Timing Your Career Change

There are different ways to get it right

Career Change Timing

Timing a career change can be tricky. And I don’t just mean whether you do it this year or next, I mean managing the timing of the overall career change process too.

Taking the first step

As a coach, I often find myself encouraging clients to take action, even tiny little steps, so that they can begin to create a sense of momentum that will move them towards a career change.

In most cases this is the best approach, because probably the biggest barrier of all to any career change is inertia. It is just so easy to stay stuck and to feel that there is no way out of the career misery you find yourself in. Somehow you find you have struggled through another day, week or month and still nothing has changed.

Taking personal responsibility for making change happen is a vital step – if you do nothing, nothing will change. Obvious really, but so many people do nothing and still expect that they will wake up one day to find a magic transformation has occurred.

So the first step in timing your career change is always to get into the driving seat and start on the personal and career exploration that is necessary to make a really well considered career change. (Read more about getting started here).

No perfect time

And if you are still hesitating because you are waiting for everything to be ‘just right’ for you to make that change you are planning, forget it!  No, I don’t mean forget your career change, I mean forget waiting for the perfect moment.

Go on, be honest with yourself…you are using the wait for the perfect moment as an excuse for putting off actually doing anything, aren’t you? That perfect moment does not exist so you might as well just get on with it!

Uneven progress

Ah, but perhaps you have started to take action – that’s great!

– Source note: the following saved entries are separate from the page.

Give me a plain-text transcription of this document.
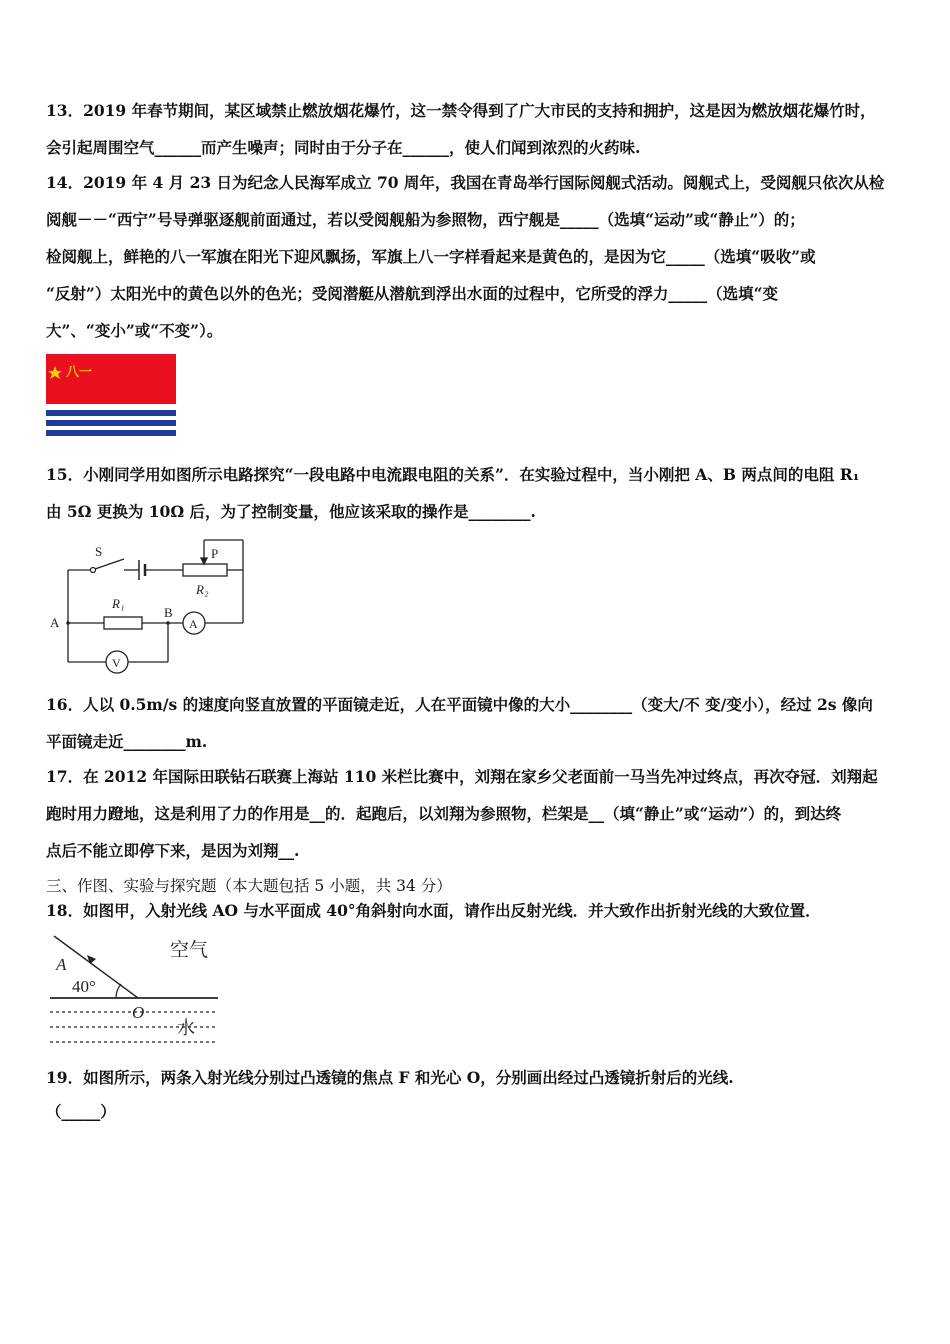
13．2019 年春节期间，某区域禁止燃放烟花爆竹，这一禁令得到了广大市民的支持和拥护，这是因为燃放烟花爆竹时，
会引起周围空气______而产生噪声；同时由于分子在______，使人们闻到浓烈的火药味.
14．2019 年 4 月 23 日为纪念人民海军成立 70 周年，我国在青岛举行国际阅舰式活动。阅舰式上，受阅舰只依次从检
阅舰－－“西宁”号导弹驱逐舰前面通过，若以受阅舰船为参照物，西宁舰是_____（选填“运动”或“静止”）的；
检阅舰上，鲜艳的八一军旗在阳光下迎风飘扬，军旗上八一字样看起来是黄色的，是因为它_____（选填“吸收”或
“反射”）太阳光中的黄色以外的色光；受阅潜艇从潜航到浮出水面的过程中，它所受的浮力_____（选填“变
大”、“变小”或“不变”）。
八一
15．小刚同学用如图所示电路探究“一段电路中电流跟电阻的关系”．在实验过程中，当小刚把 A、B 两点间的电阻 R₁
由 5Ω 更换为 10Ω 后，为了控制变量，他应该采取的操作是________.
S	P
R₂
R₁
A
B
A
V
16．人以 0.5m/s 的速度向竖直放置的平面镜走近，人在平面镜中像的大小________（变大/不 变/变小），经过 2s 像向
平面镜走近________m.
17．在 2012 年国际田联钻石联赛上海站 110 米栏比赛中，刘翔在家乡父老面前一马当先冲过终点，再次夺冠．刘翔起
跑时用力蹬地，这是利用了力的作用是__的．起跑后，以刘翔为参照物，栏架是__（填“静止”或“运动”）的，到达终
点后不能立即停下来，是因为刘翔__.
三、作图、实验与探究题（本大题包括 5 小题，共 34 分）
18．如图甲，入射光线 AO 与水平面成 40°角斜射向水面，请作出反射光线．并大致作出折射光线的大致位置．
空气
A
40°
O
水
19．如图所示，两条入射光线分别过凸透镜的焦点 F 和光心 O，分别画出经过凸透镜折射后的光线.
（_____）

But this does not mean that once you have got moving, your progress will always be a steady drive. The speed and timing of your career change journey will fluctuate as you go along – and that’s fine! There may be moments when you have to take your foot off the gas and let the career change process coast for a while.

This can be often be a useful tactic when you have done quite a bit of research into understanding yourself but you are still waiting for the career ideas that will really inspire you to emerge.

Green Shoots

Maybe that is when you need to be patient and let things gently ‘marinate’ in your mind – rather like the dormant bulbs and plants in the ground over winter. Then it may just take a ray of sunshine (a chance encounter with someone inspiring, a book pressed into your hands by a friend) to get the plant – or your new career identity – to begin to grow. The timing of your career change has to be right, but that does not mean forced.  Patience, as they say, is a virtue!

Creative breakthroughs

Truly creative breakthroughs often come in this quiet ‘down time’, when you have stopped actively working on the problem and just leave your intuition (with maybe a gentle nudge from some unlikely quarter) to come up with the answers.

So if you feel that your career change plans are getting stuck or perhaps have not even got off the starting blocks yet, remember that the timing of the process may well not be even.

The way to free things up is to decide whether now is a moment for action or a moment for reflecting. Maybe you have reached a moment when you need to relax the timing and give yourself permission to take a breather and wait and see what emerges. Just take care that your ‘down time’ doesn’t turn into weeks and months!

And during the pause in the timing of your career change, make sure that you capture any career ideas that emerge for you in your Career Ideas Log ready to look at together with all the other information you have been collecting about yourself.

What do you think?

  • Are you feeling stuck because you are waiting for the perfect moment?
  • Are you making progress by taking small but regular steps?
  • Have you experienced creative breakthroughs when you stop striving and relax?